Aberdeen Councilman Announces Run for Mayor

Fritts Press Release States:

 

Paul Fritts, an active member of the Aberdeen City Council since 2004, is pleased to announce he will run for the city’s mayoral position in the upcoming election.  

The 40-year-old Grays Harbor County Sheriff’s deputy and lifelong Aberdeen resident says he has been thinking about running for the past year and talked it over with his family before deciding to throw his hat in the ring.

“I see a variety of challenges ahead for the city—from the overall budget to specific issues such as deteriorating streets,” Fritts says. “As a council member, I have worked on these issues but felt as mayor I could take an even more-direct role in working on them.”

Fritts has served as the council’s chairperson of the Public Safety Committee for the past three years and was chairperson of the Finance Committee for his first three years in office. Fiscally conscious Fritts has questioned the city’s membership with various entities until it could be shown that the value of the membership was worth the money spent by the city. This has led to changes in communications with these entities which have subsequently become more responsive to their members and showing justification for the fees paid to these groups.

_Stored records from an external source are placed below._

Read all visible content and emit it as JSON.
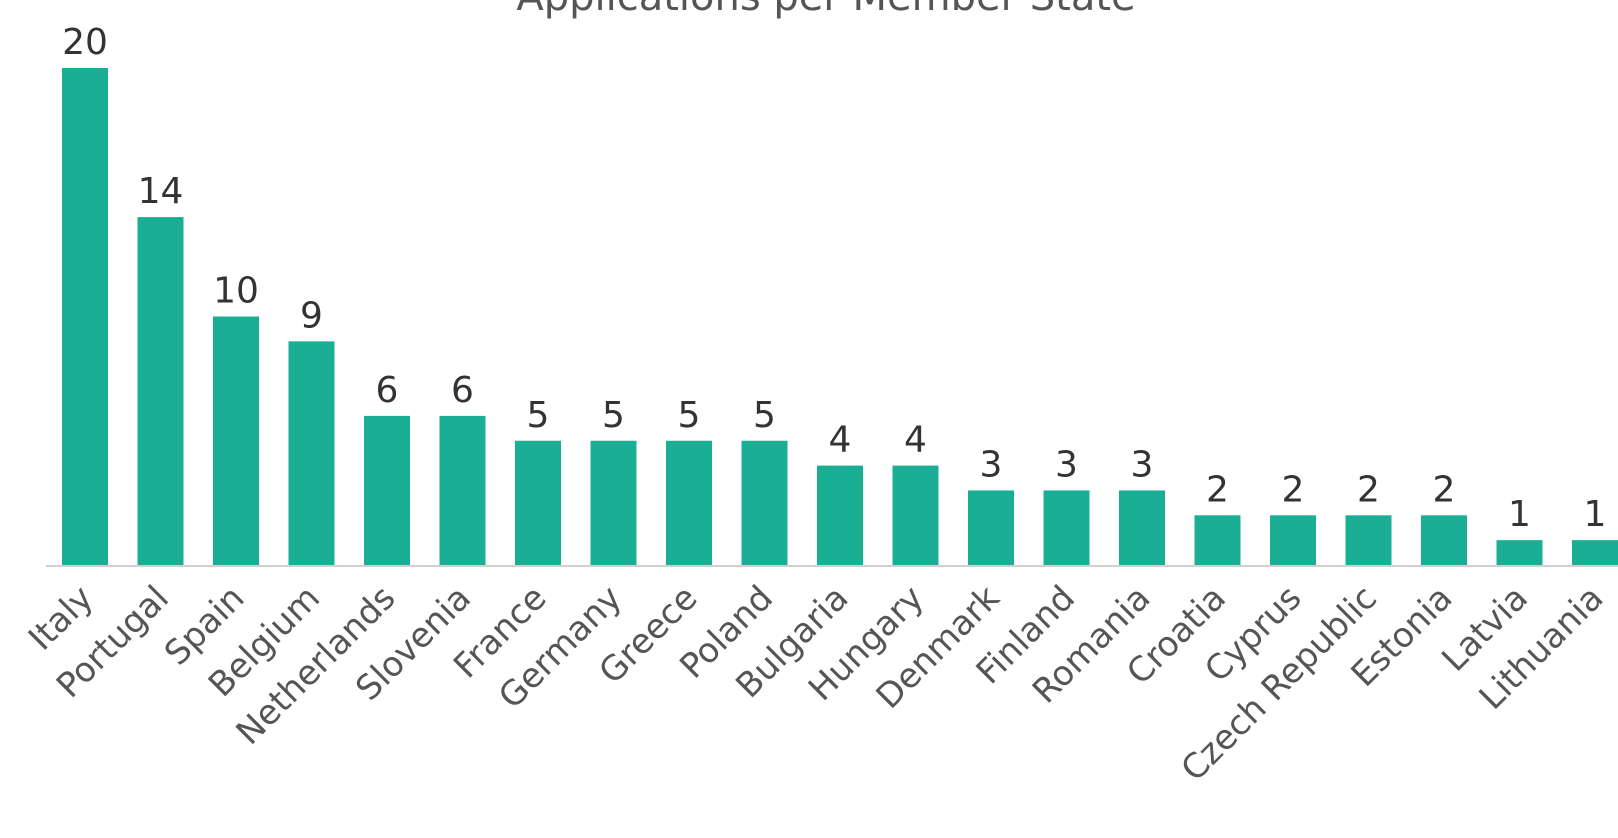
{
  "chart_data": {
    "type": "bar",
    "title": "Applications per Member State",
    "categories": [
      "Italy",
      "Portugal",
      "Spain",
      "Belgium",
      "Netherlands",
      "Slovenia",
      "France",
      "Germany",
      "Greece",
      "Poland",
      "Bulgaria",
      "Hungary",
      "Denmark",
      "Finland",
      "Romania",
      "Croatia",
      "Cyprus",
      "Czech Republic",
      "Estonia",
      "Latvia",
      "Lithuania"
    ],
    "values": [
      20,
      14,
      10,
      9,
      6,
      6,
      5,
      5,
      5,
      5,
      4,
      4,
      3,
      3,
      3,
      2,
      2,
      2,
      2,
      1,
      1
    ],
    "color": "#1aae94"
  }
}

Fritts’ goals for the city include:

  • The aggressive recruitment of businesses and a continuing push for improving downtown. “We need to work to make the downtown area a place where people want to stop,” he says. He recognizes that some downtown business owners and citizens believe the city’s transient population makes some places unattractive for people to stop . One of Fritts is solutions: Give the police department more tools to deal with the problem, including finding a way to fund additional enforcement specific to downtown which would make the area less appealing to transients. During the past year, Fritts, along with other members of the Public Safety Committee, worked with Aberdeen Police Chief Robert Torgersen and Corporate Counsel Eric Nelson in trying to find legal solutions to the downtown transient issues.
  • As the economy hopefully improves and monies become available, Fritts also would like to see a rededication to the abatement program as a way to remove problem buildings throughout all neighborhoods of the city.
  • Improvements in the condition of the city’s streets. Like most cities throughout the country, Aberdeen has been unable to keep up with street maintenance, which will continue to become more costly the longer we wait. He also would like to see the city pursue any and all grants regarding the addition of sidewalks in various areas of South Aberdeen which currently have none. At the very least, Fritts would like to see the addition of sidewalks in the area of Cushing Street near Stevens Elementary School connecting to those currently near Pioneer Park.
  • Responsibly manage what proves to be another difficult budget. “I recognize there have been some recent improvements in the economy, but the budget challenges will still exist over at least the next few years,” Fritts says. “It is important to realize that many of our citizens are hurting financially so any city budget needs to take into consideration any and all reasonable cost savings before any spending is increased. Fritts says he will draw from his experience as chair of the Finance Committee to help him with the budget.

Ultimately, Fritts hopes improvement in the city’s infrastructure will help in the recruitment of businesses to the area, which in turn will provide much needed employment, especially to younger citizens. “It’s always bothered me that after people leave and go to college, they often don’t come back because there are no jobs for them,” Fritts says. “I want them to be able to find employment here and not have to go elsewhere for it.” 

Fritts is a 1989 graduate of Aberdeen High School, and has been active as a coach in youth sports such as baseball and soccer. He and his wife Melissa, a teacher at Robert Gray Elementary School, are the parents of twin 9-year-old boys.